Four candidates face off for two open seats on South Summit Board of Education
In the race for the two open seats on the South Summit Board of Education, the bond is the name of the game.
Each of the four candidates recognizes the issue of overcrowding within the South Summit School District, and each believes a bond will help solve the issue, even after voters last year rejected a $58.65 million bond measure. They just have different ideas about what to bond for and how the master-planning process should look.
Hoyt Atkinson is challenging incumbent Steve Hardman for the seat in District 4, which encompasses Peoa, Weber Canyon and South Summit East. In District 5, which includes South Summit West, Stacy Maxfield is running against incumbent Debra Blazzard.
Atkinson, who worked in the district’s transportation department for 10 years and has a son at South Summit High School, said the failure of the bond last November encouraged him to run, because he is worried about the future of the district if the Board is not able to pass a bond soon. He said the previous Board appeared to be divided on how much to bond for, and that it did not adequately communicate information about the bond to the public.
“I would like to see the school Board be able to work together, be able to make a decision and everybody to get on board with the decision and do what’s best for the kids,” he said. “We need a bond.”
He said improving communication with the public about the bond and other school processes is one of his priorities. He favors bonding for an elementary school, because he said it would be more affordable and could serve the growing population in the south end of the Kamas Valley.
His other priority is to find ways to improve incentives to attract and retain high-quality employees.
Hardman agrees that communication needs to improve within the Board, which he said he learned while going through the bond process last year. He has been on the Board for two terms and, prior to that, worked in the district for 24 years. He has several grandchildren in the district.
He wants to remain on the Board because he hopes to see the bond passed, and he said his experience learning from the Board’s successes and failures will help him be a better Board member.
“As a Board, we did not sell the bond well,” he said. “No one was on the same page, so to speak. And if you are going to ask people to spend their money, they want to know what they are spending it on.”
This time around, he said he hopes to go door-to-door and to have more of an open dialogue with residents in the district boundaries. He is in favor of pursuing a bond to construct a high school.
He also hopes to see the district continue to improve its program offerings for students, including adding more diverse classes and clubs.
Blazzard, who is completing her first term on the Board, said she originally ran because there were some changes she wanted to see as a parent of five children in the district. She said she has not been able to accomplish all that she wanted to, particularly as it pertains to the bond. Her experience, she said, would be beneficial.
“I know where things are at currently,” she said. “Someone else would have to play catch up and get up to speed, because I think we are on a timing issue. It is pretty critical to know where things are at.”

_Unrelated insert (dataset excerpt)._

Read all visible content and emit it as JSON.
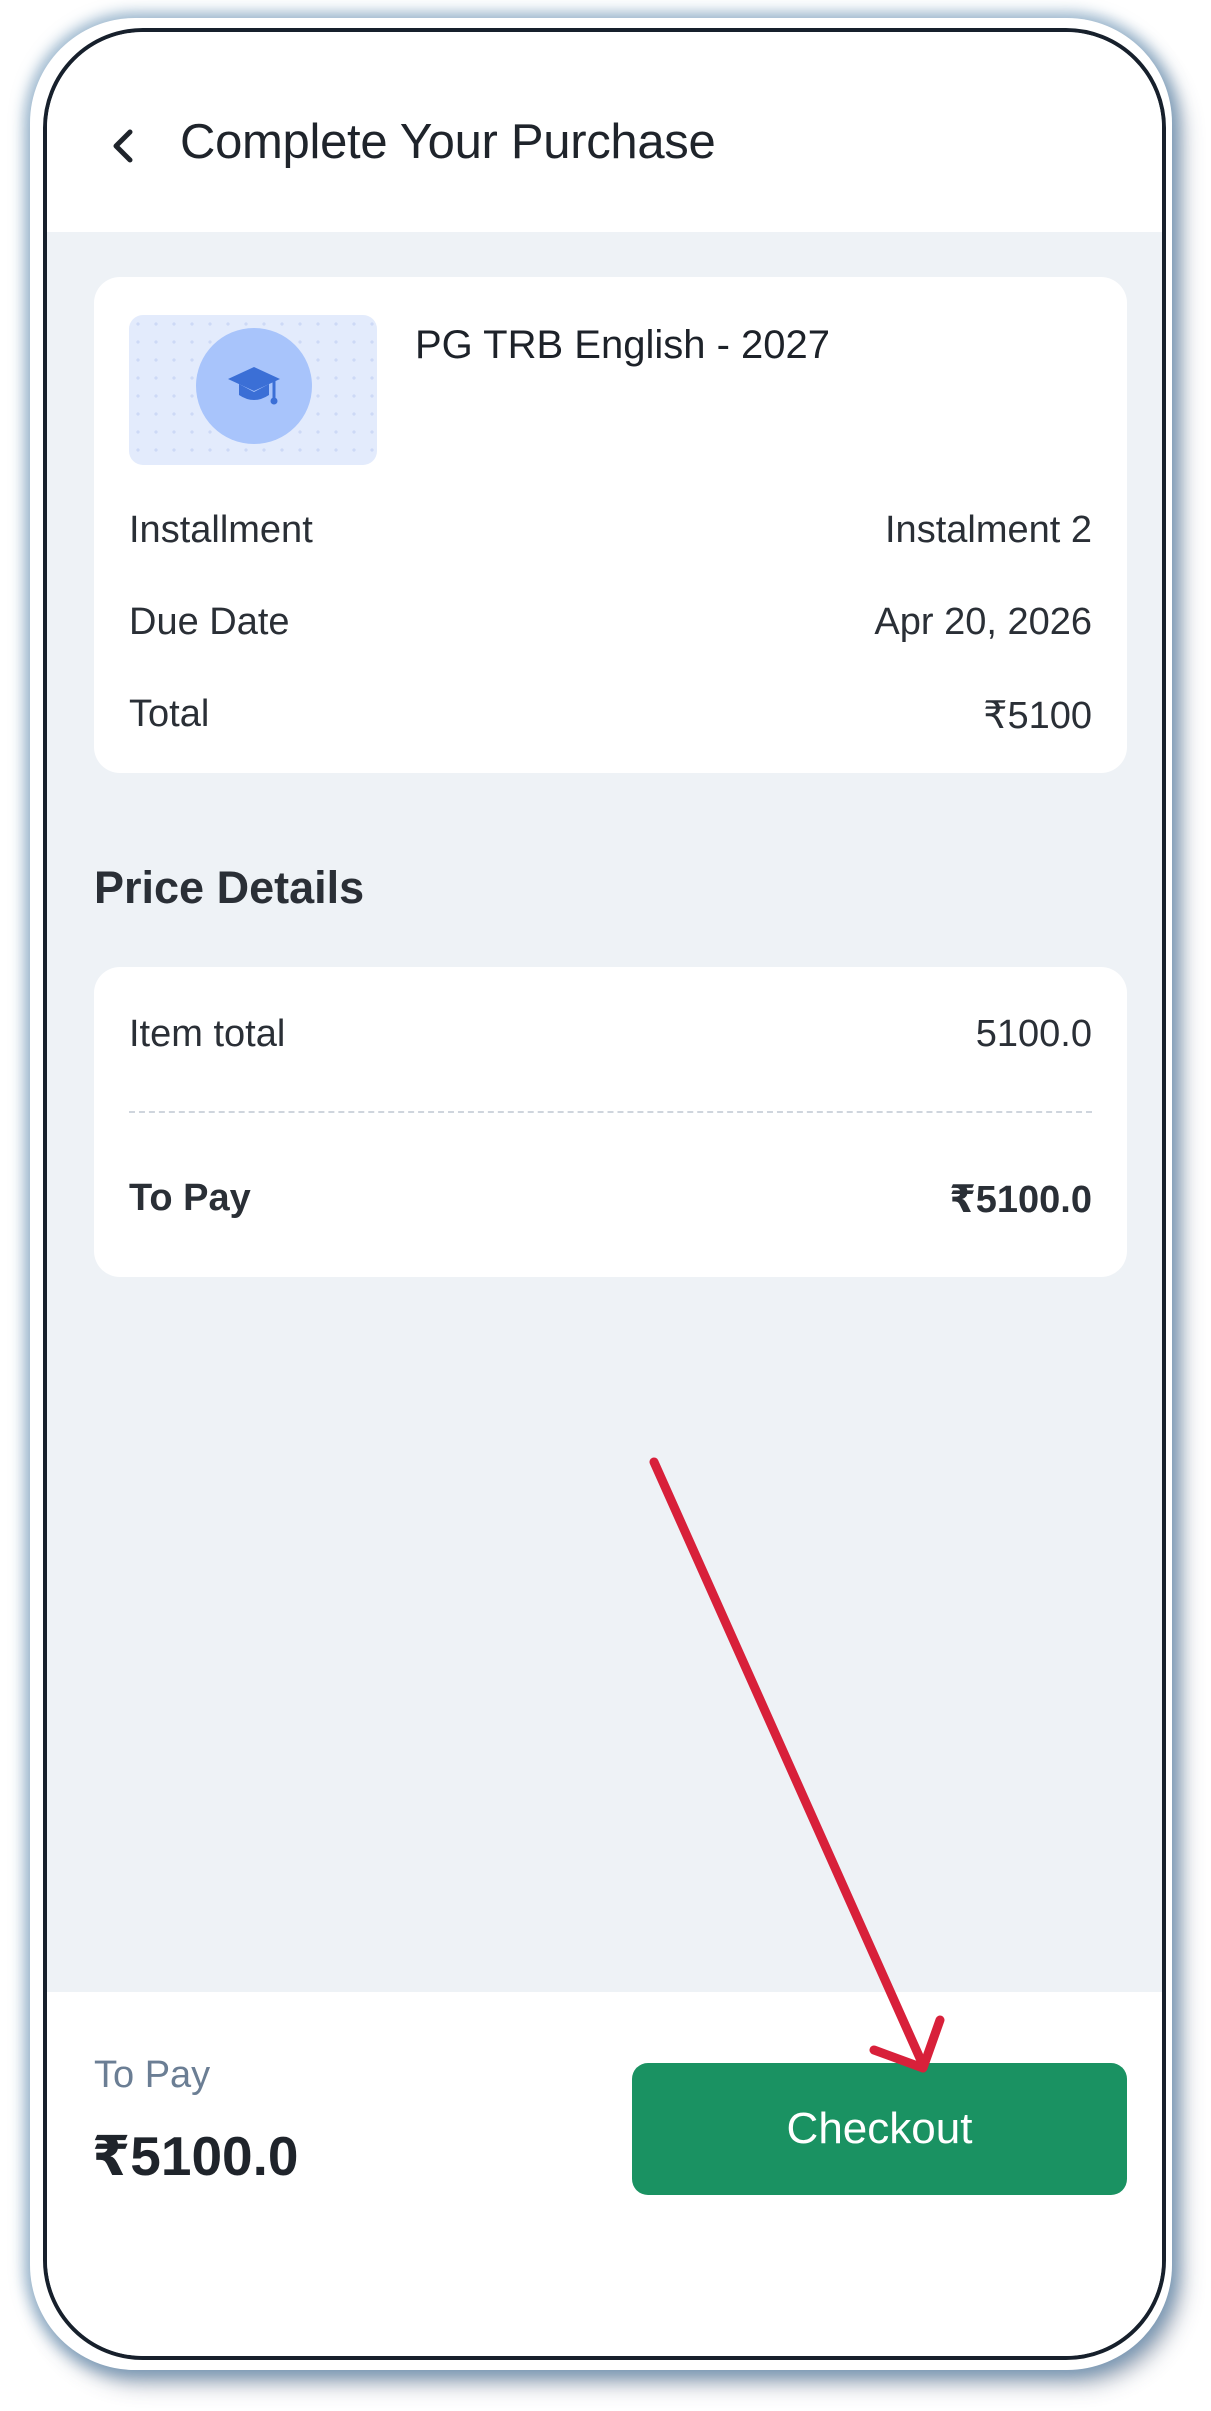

She also wants to see more diverse classes offered to students. And she said the current Board did not excel in its communication about the bond, something she would like to change. She is in favor of a bond for a high school, because she said it would give the district more time before it would need to bond again.
Her challenger, Stacy Maxfield, has four children in the district and, like Blazzard, wants to be on the Board because making a difference is important to her. She has volunteered in the district for the last few years, holding leadership positions in various parent-teacher organizations.
Maxfield said she has considered running for the seat for the last few years, and decided this year that she wanted to help the district as it undergoes changes to tackle the overcrowding issues. She was in favor of the bond and upset when it did not pass, because she said the schools are at their capacity now, and the student population is expected to keep growing.
As someone who attended the district from elementary through high school, she said her perspective observing the changes in the Kamas Valley would help her serve the community and understand its needs.
To accompany the growth, she, like the other candidates, hopes to see additional clubs and opportunities for students, especially in the high school.
“As we are growing bigger, I think we need more programs for kids that are a higher variety,” she said. “I think all the kids need a place, and something they can do.”